You can't use L'Hopital's rule: The numerator does not go to either 0 or infinity: sin(x) oscilates between -1 and 1 and x goes to infinity.

But
$$\frac{x- sin x}{x^3}= \frac{x}{x^3}- \frac{sin x}{x^3}= \frac{1}{x^2}- \frac{sin x}{x^3}$$
The first fraction obviously goes to 0 and the second fraction, because sin x is always between -1 and 1, also goes to 0.

6. Aug 7, 2008

### Tobias Funke

While I agree that L'Hospital's rule isn't necessary in this problem, it's not required that the fraction be of the form $$\infty/\infty$$. All that's required is that the denominator approaches infinity, so you can try L'Hospital as far as avr10 did, although it tells you nothing at the end since what you end up with has no limit.

7. Aug 8, 2008

### HallsofIvy

Staff Emeritus
Which, since this does have a limit, means that L'Hopital's rule does NOT apply here.

8. Aug 8, 2008

### Tobias Funke

Well, it doesn't help you if you go all the way with it, but if for some reason you think the limit that Dick gets after using L'Hopital once is easier than the original, I would say it applies. Anyway, that's just semantics. I was just pointing out that the numerator not going to infinity doesn't rule out the limit from being a "candidate" to try L'Hopital.

9. Aug 8, 2008

### carlodelmundo

Correct me if I'm wrong (curious). But shouldn't the numerator "x - sin(x)" approach infinity? That is even if sin(x) oscilates from -1 to 1 ... the variable "x" is subtracted from "sin(x)" and as x increases.... the subtraction from (-1 or 1) is so miniscule that x approaches infinity?
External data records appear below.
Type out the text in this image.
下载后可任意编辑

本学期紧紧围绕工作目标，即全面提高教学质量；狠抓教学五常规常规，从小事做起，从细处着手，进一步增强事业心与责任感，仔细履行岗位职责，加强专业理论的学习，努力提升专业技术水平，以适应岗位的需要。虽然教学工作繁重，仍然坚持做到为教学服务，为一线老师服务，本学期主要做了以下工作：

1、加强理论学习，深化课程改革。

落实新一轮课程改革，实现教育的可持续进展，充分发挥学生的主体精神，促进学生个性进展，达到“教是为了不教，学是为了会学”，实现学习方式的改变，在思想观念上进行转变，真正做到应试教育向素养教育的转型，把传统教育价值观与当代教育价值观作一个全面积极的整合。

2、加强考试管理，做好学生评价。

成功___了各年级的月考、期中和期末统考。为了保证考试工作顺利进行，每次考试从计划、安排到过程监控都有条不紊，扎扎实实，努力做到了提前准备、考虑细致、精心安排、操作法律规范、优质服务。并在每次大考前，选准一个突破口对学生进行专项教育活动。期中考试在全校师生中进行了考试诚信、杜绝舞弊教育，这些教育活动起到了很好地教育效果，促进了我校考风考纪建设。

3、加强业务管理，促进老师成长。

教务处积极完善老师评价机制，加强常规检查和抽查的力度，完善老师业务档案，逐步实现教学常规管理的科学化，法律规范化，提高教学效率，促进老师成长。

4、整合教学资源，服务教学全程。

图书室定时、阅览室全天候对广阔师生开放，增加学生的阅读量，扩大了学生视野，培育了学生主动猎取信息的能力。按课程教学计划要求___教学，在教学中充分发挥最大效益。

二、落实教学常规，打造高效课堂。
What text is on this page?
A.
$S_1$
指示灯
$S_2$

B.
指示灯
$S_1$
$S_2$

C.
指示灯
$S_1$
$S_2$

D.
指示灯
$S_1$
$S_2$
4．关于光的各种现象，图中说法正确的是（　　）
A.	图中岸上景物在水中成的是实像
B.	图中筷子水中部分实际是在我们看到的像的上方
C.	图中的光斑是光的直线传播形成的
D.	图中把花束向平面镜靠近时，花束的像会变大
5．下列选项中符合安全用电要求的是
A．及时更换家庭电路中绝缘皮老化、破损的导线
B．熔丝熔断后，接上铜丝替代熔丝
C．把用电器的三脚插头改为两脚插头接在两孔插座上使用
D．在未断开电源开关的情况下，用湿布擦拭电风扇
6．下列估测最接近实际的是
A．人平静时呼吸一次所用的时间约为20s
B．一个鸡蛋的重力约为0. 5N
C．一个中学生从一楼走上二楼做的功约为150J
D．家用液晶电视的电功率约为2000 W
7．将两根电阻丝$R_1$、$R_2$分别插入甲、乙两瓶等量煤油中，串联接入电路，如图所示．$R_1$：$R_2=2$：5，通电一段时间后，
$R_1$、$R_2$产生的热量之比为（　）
Graphically--y = x - sin(x) resembles a cubic function. Please shed some light.

Carlo

P.S. - I agree that the limit is 0.

10. Aug 8, 2008

### Dick

You CAN apply l'Hopital to (x-sin(x))/x^3. You get (1-cos(x))/(3x^2). You CAN'T apply l'Hopital to that.

11. Aug 8, 2008

### Tobias Funke

Sure you can. The denominator goes to infinity. You don't need the form $$\infty/\infty$$ to apply the rule (check baby Rudin). However, that's the last time that application of the rule yields something with a limit, so if you have an easier time showing that sinx/(6x) approaches 0, then you've successfully used L'Hospital to solve the problem, albeit not in the shortest way.